H.B.S. - Nous sommes deux associés, Stéphane Treppoz et moi. C'est un ami de Stéphane, et cofondateur de l'entreprise, qui l'a appelé à la rescousse. Les créanciers réclamaient la fermeture de Sarenza. Stéphane et moi avons proposé un plan de redressement. Les financiers l'ont accepté... à condition que les trois fondateurs partent et que nous prenions la direction. Ça a été un moment douloureux. Deux des trois associés ont compris, pas le troisième. Une société a des besoins différents selon les étapes de sa vie. Cela s'applique aux compétences de la direction aussi bien qu'à celles du reste de l'équipe. Prenez le cas de notre équipe client. Nous en sommes au troisième directeur en huit ans. Le premier a lancé le service, mais il n'était pas à l'aise dans un rôle de gestionnaire. Le second avait le talent de gérer une petite équipe, mais pas une grande. Depuis que ce service compte plus de 30 employés, nous lui avons donné un nouveau gestionnaire.

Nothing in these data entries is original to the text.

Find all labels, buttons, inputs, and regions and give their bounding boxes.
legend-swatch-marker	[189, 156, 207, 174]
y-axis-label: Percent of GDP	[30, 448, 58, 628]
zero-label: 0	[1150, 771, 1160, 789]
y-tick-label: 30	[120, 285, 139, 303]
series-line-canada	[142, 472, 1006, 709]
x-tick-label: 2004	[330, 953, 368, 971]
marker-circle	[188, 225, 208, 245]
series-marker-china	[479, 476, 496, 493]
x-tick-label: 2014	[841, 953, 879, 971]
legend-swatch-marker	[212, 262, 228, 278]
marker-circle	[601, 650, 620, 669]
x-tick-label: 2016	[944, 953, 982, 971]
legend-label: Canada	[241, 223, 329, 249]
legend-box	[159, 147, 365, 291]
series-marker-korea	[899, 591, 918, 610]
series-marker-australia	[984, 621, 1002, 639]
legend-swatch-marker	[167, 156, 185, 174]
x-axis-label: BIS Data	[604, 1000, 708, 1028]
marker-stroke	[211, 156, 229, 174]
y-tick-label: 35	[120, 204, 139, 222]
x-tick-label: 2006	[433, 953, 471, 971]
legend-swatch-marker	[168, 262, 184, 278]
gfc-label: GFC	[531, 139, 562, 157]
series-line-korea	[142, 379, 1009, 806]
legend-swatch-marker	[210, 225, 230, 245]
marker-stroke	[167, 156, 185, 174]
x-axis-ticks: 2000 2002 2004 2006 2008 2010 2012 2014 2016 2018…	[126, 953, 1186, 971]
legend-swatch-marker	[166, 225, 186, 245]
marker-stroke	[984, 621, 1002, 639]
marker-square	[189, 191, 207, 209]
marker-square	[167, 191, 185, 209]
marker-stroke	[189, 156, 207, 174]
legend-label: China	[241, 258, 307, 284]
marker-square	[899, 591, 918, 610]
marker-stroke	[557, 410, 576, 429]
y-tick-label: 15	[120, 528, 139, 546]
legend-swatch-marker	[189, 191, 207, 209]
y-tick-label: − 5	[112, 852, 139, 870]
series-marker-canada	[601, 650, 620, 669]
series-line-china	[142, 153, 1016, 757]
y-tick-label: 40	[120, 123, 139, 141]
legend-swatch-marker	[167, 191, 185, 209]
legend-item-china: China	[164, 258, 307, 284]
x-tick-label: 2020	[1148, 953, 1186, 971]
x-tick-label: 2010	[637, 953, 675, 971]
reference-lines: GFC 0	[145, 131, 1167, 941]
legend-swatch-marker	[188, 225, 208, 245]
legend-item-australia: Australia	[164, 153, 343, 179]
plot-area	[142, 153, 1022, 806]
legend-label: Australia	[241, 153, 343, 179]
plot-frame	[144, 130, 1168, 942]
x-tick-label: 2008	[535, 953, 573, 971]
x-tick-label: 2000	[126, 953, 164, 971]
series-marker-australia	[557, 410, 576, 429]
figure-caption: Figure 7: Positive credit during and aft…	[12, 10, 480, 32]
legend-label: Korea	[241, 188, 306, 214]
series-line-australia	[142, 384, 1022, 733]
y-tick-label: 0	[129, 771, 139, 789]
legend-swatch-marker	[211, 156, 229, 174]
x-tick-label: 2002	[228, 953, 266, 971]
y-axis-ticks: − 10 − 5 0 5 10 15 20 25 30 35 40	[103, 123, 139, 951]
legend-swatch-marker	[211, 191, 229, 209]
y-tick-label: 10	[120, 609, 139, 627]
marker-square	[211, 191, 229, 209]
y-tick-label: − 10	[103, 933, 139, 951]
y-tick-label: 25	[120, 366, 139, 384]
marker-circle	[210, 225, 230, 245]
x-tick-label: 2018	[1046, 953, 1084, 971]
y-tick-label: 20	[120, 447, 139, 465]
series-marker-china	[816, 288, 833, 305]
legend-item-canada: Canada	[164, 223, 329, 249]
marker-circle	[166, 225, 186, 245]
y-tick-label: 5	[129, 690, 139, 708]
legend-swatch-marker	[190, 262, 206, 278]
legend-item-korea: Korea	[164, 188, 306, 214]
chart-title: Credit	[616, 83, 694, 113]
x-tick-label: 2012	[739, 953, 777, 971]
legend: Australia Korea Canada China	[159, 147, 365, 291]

D.B. - Avant Sarenza, toute votre carrière s'est déroulée en finance. À quel point ce passé vous a-t-il servi ?
H.B.S. - Il m'a servi et me sert tous les jours. Au bout du compte, il n'y a que le chiffre d'affaires et le cash qui comptent. L'entreprise doit «faire ses chiffres» et avoir suffisamment d'argent pour régler ses factures à la fin du mois. On y arrive avec les bons indicateurs, des prévisions justes et des suivis. Prenez les soldes, il faut bien choisir quoi solder et jusqu'où solder.

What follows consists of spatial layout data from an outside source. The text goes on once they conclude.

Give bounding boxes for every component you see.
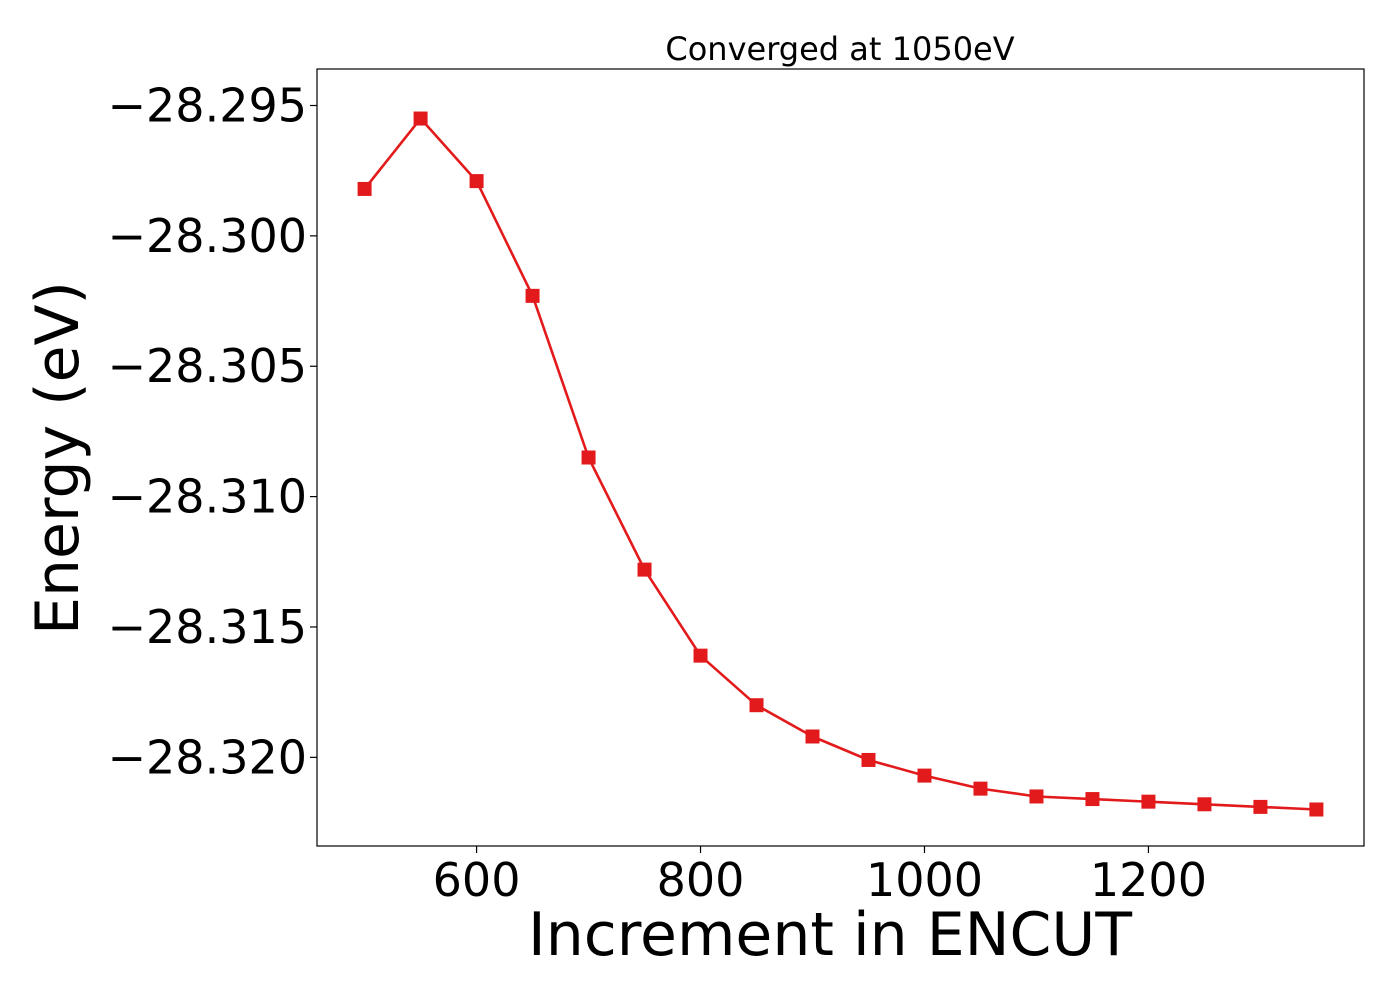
data-point [1253,799,1268,814]
y-tick-label: −28.300 [108,209,308,263]
x-tick-label: 800 [657,853,745,907]
data-point [469,174,484,189]
data-point [1085,792,1100,807]
data-point [917,768,932,783]
data-point [861,752,876,767]
data-point [525,288,540,303]
chart-title: Converged at 1050eV [665,30,1014,68]
data-point [805,729,820,744]
data-point [693,648,708,663]
series-line [363,117,1317,811]
y-tick-label: −28.295 [108,79,308,133]
data-point [1029,789,1044,804]
y-axis-ticks: −28.295 −28.300 −28.305 −28.310 −28.315 −28.3… [108,79,317,784]
y-tick-label: −28.310 [108,470,308,524]
data-point [1141,794,1156,809]
data-point [357,181,372,196]
y-tick-label: −28.305 [108,339,308,393]
data-point [749,698,764,713]
data-point [413,111,428,126]
x-tick-label: 1200 [1090,853,1207,907]
y-tick-label: −28.315 [108,600,308,654]
y-tick-label: −28.320 [108,730,308,784]
x-tick-label: 600 [433,853,521,907]
x-tick-label: 1000 [866,853,983,907]
x-axis-ticks: 600 800 1000 1200 [433,846,1207,907]
data-point [973,781,988,796]
data-point [1197,797,1212,812]
y-axis-label: Energy (eV) [23,281,93,635]
x-axis-label: Increment in ENCUT [528,900,1132,970]
plot-frame [316,68,1365,847]
series-layer [357,111,1324,817]
data-point [581,450,596,465]
data-point [1309,802,1324,817]
data-point [637,562,652,577]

D.B. - En septembre 2014, Sarenza a lancé sa propre marque de chaussures. Pourquoi ? Votre site propose déjà 700 marques...

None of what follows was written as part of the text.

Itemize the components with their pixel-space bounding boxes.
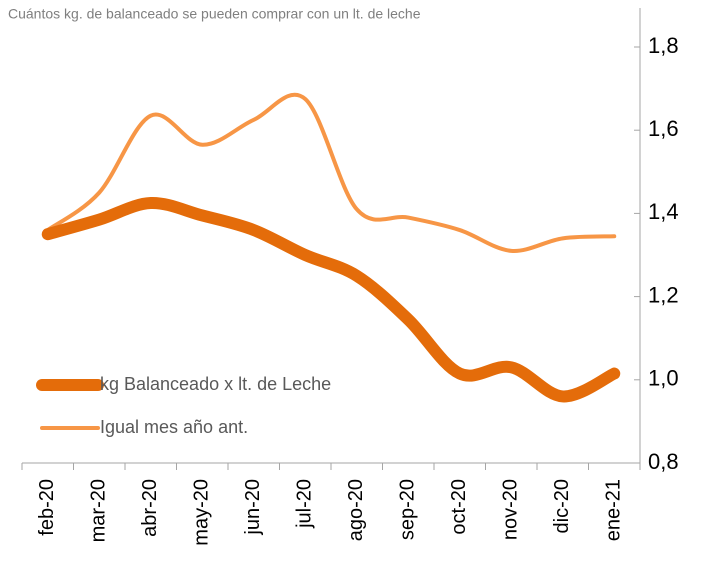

H.B.S. - Les distributeurs ont tous leur marque. Cela permet de combler les lacunes du marché. Notre marque Georgia Rose, par exemple, propose de très petites et de très grandes pointures. Et puis, chaque paire de chaussures de notre marque maison rapporte plus que celles des autres marques, car nous contrôlons tout. Il n'y a pas d'intermédiaire. Mais il faut être stratégique. Sarenza a attendu sept ans avant de lancer Georgia Rose. Il fallait d'abord gagner une légitimité comme expert de la chaussure.
D.B. - Au Québec, les petits détaillants, surtout en région, dénoncent la concurrence déloyale d'Internet. Ils n'arrivent pas à suivre...
H.B.S. - Soyons clairs, je prône l'achat local en boutique avant l'achat Internet. Quand on a un détaillant plaisant et compétent à proximité, c'est lui qu'il faut privilégier. Internet ne peut remplacer le plaisir d'acheter auprès d'un humain. Mais je suis consciente qu'il est exigeant de maintenir des stocks à la hauteur des attentes du client. Et puis, il y a la concurrence des sites Web qui cassent les prix. Ce n'est pas le modèle Sarenza, mais plusieurs sites le font.
D.B. - Le mois dernier, les lecteurs du magazine Que choisir ont nommé Sarenza, premier site de commerce électronique en France. Que cherchent les internautes lorsqu'ils magasinent en ligne ?
H.B.S. - Cela évolue. Il y a quelques années, les clients voulaient du choix. Plus, c'était mieux. Notre moteur de recherche permettait d'établir des sélections en fonction de huit critères différents. Aujourd'hui, les internautes veulent aller vite. Ce n'est plus le choix qui les attire, c'est la personnalisation. Il ne faut leur montrer que les articles qui correspondent à leurs goûts.
D.B. - Vous dites : «Ce n'est pas parce que les choses sont difficiles qu'on ne les fait pas. C'est parce qu'on ne les fait pas qu'elles sont difficiles». Expliquez-nous.
H.B.S. - Pour redresser Sarenza, on a fait des choses complètement dingues. Nous n'avons pas laissé les obstacles bloquer notre redressement. On s'est centrés sur nos objectifs et on a trouvé des solutions. Il faut avancer. Et être prêt à rater des choses, parfois.